Disabled People More Likely to Be Seen on the Streets Than on Our Screens

22/09/2014 10:35 BST | Updated 19/11/2014 10:59 GMT

When was the last time you saw a disabled person on TV? Our research shows more than half of us are more likely to see a disabled person on the street rather than on our screens. And one in six of us have no recollection of disabled people in any media at all.

A series of essays by the think-tank Demos in partnership with the leading charity umbrella group VODG gives us a worrying insight into the current realities for many disabled people. It reveals the hidden financial, employment and other challenges disabled people still face away from the public gaze.

Discrimination on the grounds of race, sexuality and religion is widely seen as unacceptable. As a country we accept and celebrate difference now thanks to the leadership of pioneers who fought for better equality. Everyday sexism is often challenged but we hear little about disability.

Several television companies have made commitments to include more ethnic minority actors to reflect Britain's diverse population. The BBC has pledged to quadruple the number of disabled people it puts on TV by 2017 and Channel 4 has led the way in terms of disability programming in recent years, beginning with its coverage of the Paralympics at the London 2012 Games and ground-breaking programmes like The Undateables and I'm Spazticus.

This is welcome progress but we still have a long way to go before we become a country that delights in its difference.

More than 11million disabled people live in the UK and with welcome improvements in healthcare we are all living longer and both the number and proportion of disabled people in the UK will increase.

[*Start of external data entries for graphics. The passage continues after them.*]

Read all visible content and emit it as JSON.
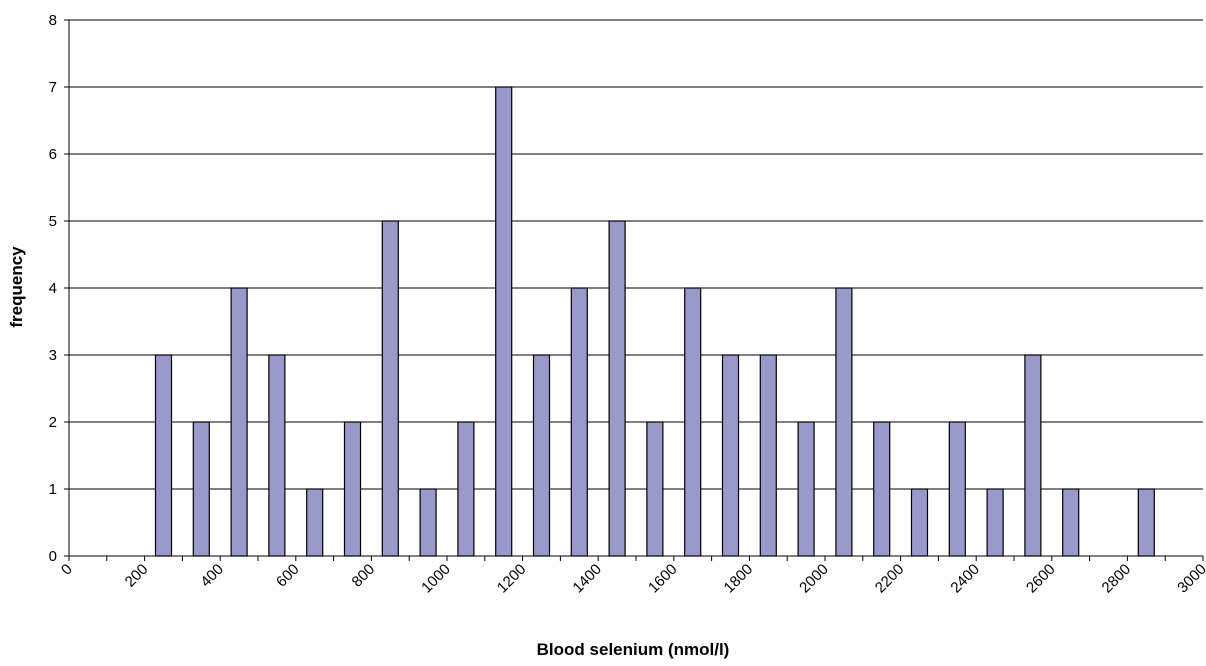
{
  "chart_data": {
    "type": "bar",
    "xlabel": "Blood selenium (nmol/l)",
    "ylabel": "frequency",
    "ylim": [
      0,
      8
    ],
    "yticks": [
      0,
      1,
      2,
      3,
      4,
      5,
      6,
      7,
      8
    ],
    "xticks": [
      "0",
      "200",
      "400",
      "600",
      "800",
      "1000",
      "1200",
      "1400",
      "1600",
      "1800",
      "2000",
      "2200",
      "2400",
      "2600",
      "2800",
      "3000"
    ],
    "grid": true,
    "bar_color": "#9999cc",
    "bins": [
      0,
      100,
      200,
      300,
      400,
      500,
      600,
      700,
      800,
      900,
      1000,
      1100,
      1200,
      1300,
      1400,
      1500,
      1600,
      1700,
      1800,
      1900,
      2000,
      2100,
      2200,
      2300,
      2400,
      2500,
      2600,
      2700,
      2800,
      2900
    ],
    "values": [
      0,
      0,
      3,
      2,
      4,
      3,
      1,
      2,
      5,
      1,
      2,
      7,
      3,
      4,
      5,
      2,
      4,
      3,
      3,
      2,
      4,
      2,
      1,
      2,
      1,
      3,
      1,
      0,
      1,
      0
    ]
  }
}
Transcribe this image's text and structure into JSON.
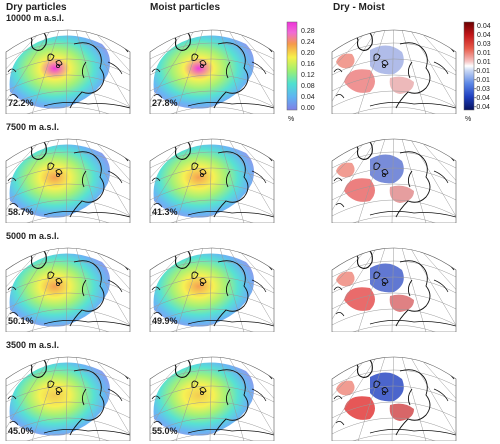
{
  "columns": {
    "dry": "Dry particles",
    "moist": "Moist particles",
    "diff": "Dry - Moist"
  },
  "rows": [
    {
      "alt": "10000 m a.s.l.",
      "dry_pct": "72.2%",
      "moist_pct": "27.8%"
    },
    {
      "alt": "7500 m a.s.l.",
      "dry_pct": "58.7%",
      "moist_pct": "41.3%"
    },
    {
      "alt": "5000 m a.s.l.",
      "dry_pct": "50.1%",
      "moist_pct": "49.9%"
    },
    {
      "alt": "3500 m a.s.l.",
      "dry_pct": "45.0%",
      "moist_pct": "55.0%"
    }
  ],
  "colorbar_density": {
    "ticks": [
      "0.28",
      "0.24",
      "0.20",
      "0.16",
      "0.12",
      "0.08",
      "0.04",
      "0.00"
    ],
    "unit": "%"
  },
  "colorbar_diff": {
    "ticks": [
      "0.04",
      "0.04",
      "0.03",
      "0.01",
      "0.01",
      "-0.01",
      "-0.01",
      "-0.03",
      "-0.04",
      "-0.04"
    ],
    "unit": "%"
  }
}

And yet everywhere we look, disabled people are missing. Still under-represented on our TV screens and newspapers. Still under-represented at work. Still under-represented on inaccessible public transport and in cinemas and theatres everywhere. Although people with learning disabilities are certainly not under-represented in a criminal justice system that struggles with equality.

Widespread revulsion following failings in care at Winterbourne View shows much still needs to be done to support people with complex needs. And there is no reason why this should not be done in partnership with the people receiving the services.

First, the 2012 Paralympics Games and now the Invictus Games have brought us a new-found optimism on how disabled people are valued but action needs to follow.

All of us need to do something to achieve the future we want because there is no equality for anyone without equality for everyone.

Governments can do more to support disabled to get jobs and fund better care and benefits to match the increased costs disabled people face in their daily lives.

Businesses of all sizes can and should do more to open up to disabled employees and consumers. And as an individual we each have an important part to play. None of us should stay silent if we see or hear unacceptable behaviour or conversations.

By harnessing the Paralympics spirit, we should bring about change and do things differently. Aspirations of disabled people should be central to public debate in the run-up to next year's general election and we should not just nod and agree - but act to make it so.